Burkina Faso : face à l'escalade de la violence, une résilience communautaire

avril 28, 2021

Un conflit violent de plus en plus intense au Sahel perturbe la cohésion sociale au Burkina Faso. Selon une nouvelle étude réalisée par Interpeace, il existe cependant des signes témoignant de la résilience individuelle et communautaire dans ce contexte. Toutefois, des défis liés aux problèmes structurels et cycliques à l'origine du conflit persistent, renforçant la vulnérabilité des populations face à ces violences.

C’est dans ce contexte qu’’Interpeace Burkina Faso propose des recommandations pour améliorer la situation dans son nouveau rapport. Les Burkinabè eux-mêmes ont joué un rôle-clé dans la définition de ces propositions pour construire une paix durable. Le rapport sera lancé ce jeudi 29 avril 2021 à Ouagadougou. Suite à la recherche inclusive et participative menée dans les 13 régions administratives du pays, il présente une analyse approfondie des causes sous-jacentes des conflits dans le pays et des opportunités existantes de résilience. Le rapport a aussi proposé des recommandations qui, pour la première fois, ont établi une feuille de route concrète pour renforcer la cohésion sociale et construire une paix durable.

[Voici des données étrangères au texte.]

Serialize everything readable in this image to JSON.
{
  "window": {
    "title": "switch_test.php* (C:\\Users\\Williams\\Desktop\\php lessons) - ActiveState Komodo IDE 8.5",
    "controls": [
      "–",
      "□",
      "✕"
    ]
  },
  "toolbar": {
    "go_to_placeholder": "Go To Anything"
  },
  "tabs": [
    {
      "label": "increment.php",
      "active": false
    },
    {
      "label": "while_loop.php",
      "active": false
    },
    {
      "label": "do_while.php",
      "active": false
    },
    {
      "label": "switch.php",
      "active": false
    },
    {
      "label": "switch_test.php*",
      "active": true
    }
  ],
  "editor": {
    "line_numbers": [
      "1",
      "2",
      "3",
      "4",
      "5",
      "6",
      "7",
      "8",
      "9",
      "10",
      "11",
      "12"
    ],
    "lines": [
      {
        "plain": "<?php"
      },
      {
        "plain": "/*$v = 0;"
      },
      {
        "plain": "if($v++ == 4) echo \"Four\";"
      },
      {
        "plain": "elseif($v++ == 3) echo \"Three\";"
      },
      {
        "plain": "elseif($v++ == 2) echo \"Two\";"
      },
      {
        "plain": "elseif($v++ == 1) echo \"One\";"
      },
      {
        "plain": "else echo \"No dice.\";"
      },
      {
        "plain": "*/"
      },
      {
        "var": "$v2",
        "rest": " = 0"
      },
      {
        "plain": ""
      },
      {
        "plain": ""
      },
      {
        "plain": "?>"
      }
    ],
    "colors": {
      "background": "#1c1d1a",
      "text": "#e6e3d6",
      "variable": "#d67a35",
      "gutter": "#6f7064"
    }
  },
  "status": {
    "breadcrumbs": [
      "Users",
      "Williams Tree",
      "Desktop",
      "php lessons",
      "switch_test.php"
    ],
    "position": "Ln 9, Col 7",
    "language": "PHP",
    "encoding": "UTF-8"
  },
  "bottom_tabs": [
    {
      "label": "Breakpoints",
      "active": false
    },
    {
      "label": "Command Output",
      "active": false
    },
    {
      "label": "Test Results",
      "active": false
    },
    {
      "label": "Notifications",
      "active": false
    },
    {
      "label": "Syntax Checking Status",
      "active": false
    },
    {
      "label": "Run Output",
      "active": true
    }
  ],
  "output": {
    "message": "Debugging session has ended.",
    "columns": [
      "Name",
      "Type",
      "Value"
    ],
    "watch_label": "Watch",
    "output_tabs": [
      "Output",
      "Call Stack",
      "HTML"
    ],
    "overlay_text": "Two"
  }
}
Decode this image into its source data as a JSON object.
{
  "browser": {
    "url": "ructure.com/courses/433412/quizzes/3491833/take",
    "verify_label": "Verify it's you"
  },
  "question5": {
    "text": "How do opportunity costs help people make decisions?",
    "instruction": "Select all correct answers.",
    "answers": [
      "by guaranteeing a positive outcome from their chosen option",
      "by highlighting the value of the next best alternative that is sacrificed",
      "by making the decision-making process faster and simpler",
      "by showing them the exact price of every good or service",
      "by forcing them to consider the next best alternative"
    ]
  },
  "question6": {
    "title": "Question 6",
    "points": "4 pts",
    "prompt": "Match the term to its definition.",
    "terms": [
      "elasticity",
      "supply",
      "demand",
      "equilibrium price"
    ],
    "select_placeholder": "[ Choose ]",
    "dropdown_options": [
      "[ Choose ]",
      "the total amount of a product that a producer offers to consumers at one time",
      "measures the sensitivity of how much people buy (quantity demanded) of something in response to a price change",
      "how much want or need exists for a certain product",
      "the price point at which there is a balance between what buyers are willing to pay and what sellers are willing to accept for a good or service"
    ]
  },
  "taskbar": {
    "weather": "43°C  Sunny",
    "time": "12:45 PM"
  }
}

“Ce rapport est une contribution importante en matière d'information fournie au gouvernement, mais aussi d'élaboration d'une stratégie nationale de cohésion sociale. Il explique également aux partenaires au développement comment structurer et adapter leur soutien [si besoin] au Burkina Faso » dit Cheick Fayçal Traoré, représentant national d'Interpeace au Burkina Faso. « Il propose une feuille de route concrète qui, mise en œuvre, contribuera de manière significative à un retour à la paix ».

Selon le rapport, la mauvaise gouvernance, les inégalités d'accès aux opportunités existantes, l'émergence de groupes locaux d'autodéfense, les préjugés ethniques, la légitimité en déclin des autorités traditionnelles et certaines pratiques religieuses radicales ont perturbé la cohésion sociale et sont à l'origine de la perte de confiance entre certains citoyens et l’État.

Parmi certaines opportunités pour la résilience identifiées, figurent la culture de l'hospitalité qui existe encore dans la plupart des communautés burkinabè, les liens familiaux solides existants, les cadres de dialogue communautaire et interconfessionnel, les alliances entre différentes communautés et groupes ethniques, ainsi que la parenté à plaisanterie. La participation active des services techniques de l'État et des organisations de la société civile à la promotion de la cohésion sociale ainsi que le respect continu des citoyens envers les pouvoirs publics malgré le climat de défiance grandissante sont aussi des facteurs favorables à la résilience.

“Les moyens de renouveler le contrat social au Burkina Faso ont été étudiés dans ce rapport. Celui-ci donne une compréhension holistique et nuancée de la situation à l'échelle nationale en mettant en évidence les enjeux transversaux et toutes les spécificités, y compris locales, à traiter,” explique M. Traoré.

Research began before Covid-19 and continued through this pandemic period. This photo was taken early in 2020. Photo credit: Interpeace Burkina Faso

Grâce à ce rapport, une étape majeure dans la construction d'une paix durable a été franchie : la population, y compris les personnes directement touchées par l'insécurité, a joué le rôle principal dans la création d’une plateforme inclusive pour la recherche.

Cette étude menée par une équipe de chercheurs nationaux d'Interpeace Burkina Faso s'inscrit dans un projet de consolidation de la paix qui vise à jeter les bases solides d'une paix durable dans le pays à travers une analyse participative des facteurs de conflit et de résilience réalisée en consultation et collaboration avec les Burkinabè. Le projet est soutenu par le Royaume des Pays-Bas.

Au total, 538 personnes des 13 régions administratives du pays ont été associées à l’analyse participative. Les données de ce processus ont été complétées par une enquête quantitative auprès de plus de 2 300 personnes dans six régions du pays, notamment celles les plus touchées par l'insécurité.

Parmi les participants, il y avait entre autres des membres des différentes composantes de la société, des autorités gouvernementales, administratives, coutumières, des groupes communautaires et religieux, des femmes, des jeunes et des représentants de la société civile.

Les recommandations du rapport ont le potentiel de réduire les tensions croissantes, de prévenir la violence et de favoriser la cohésion sociale.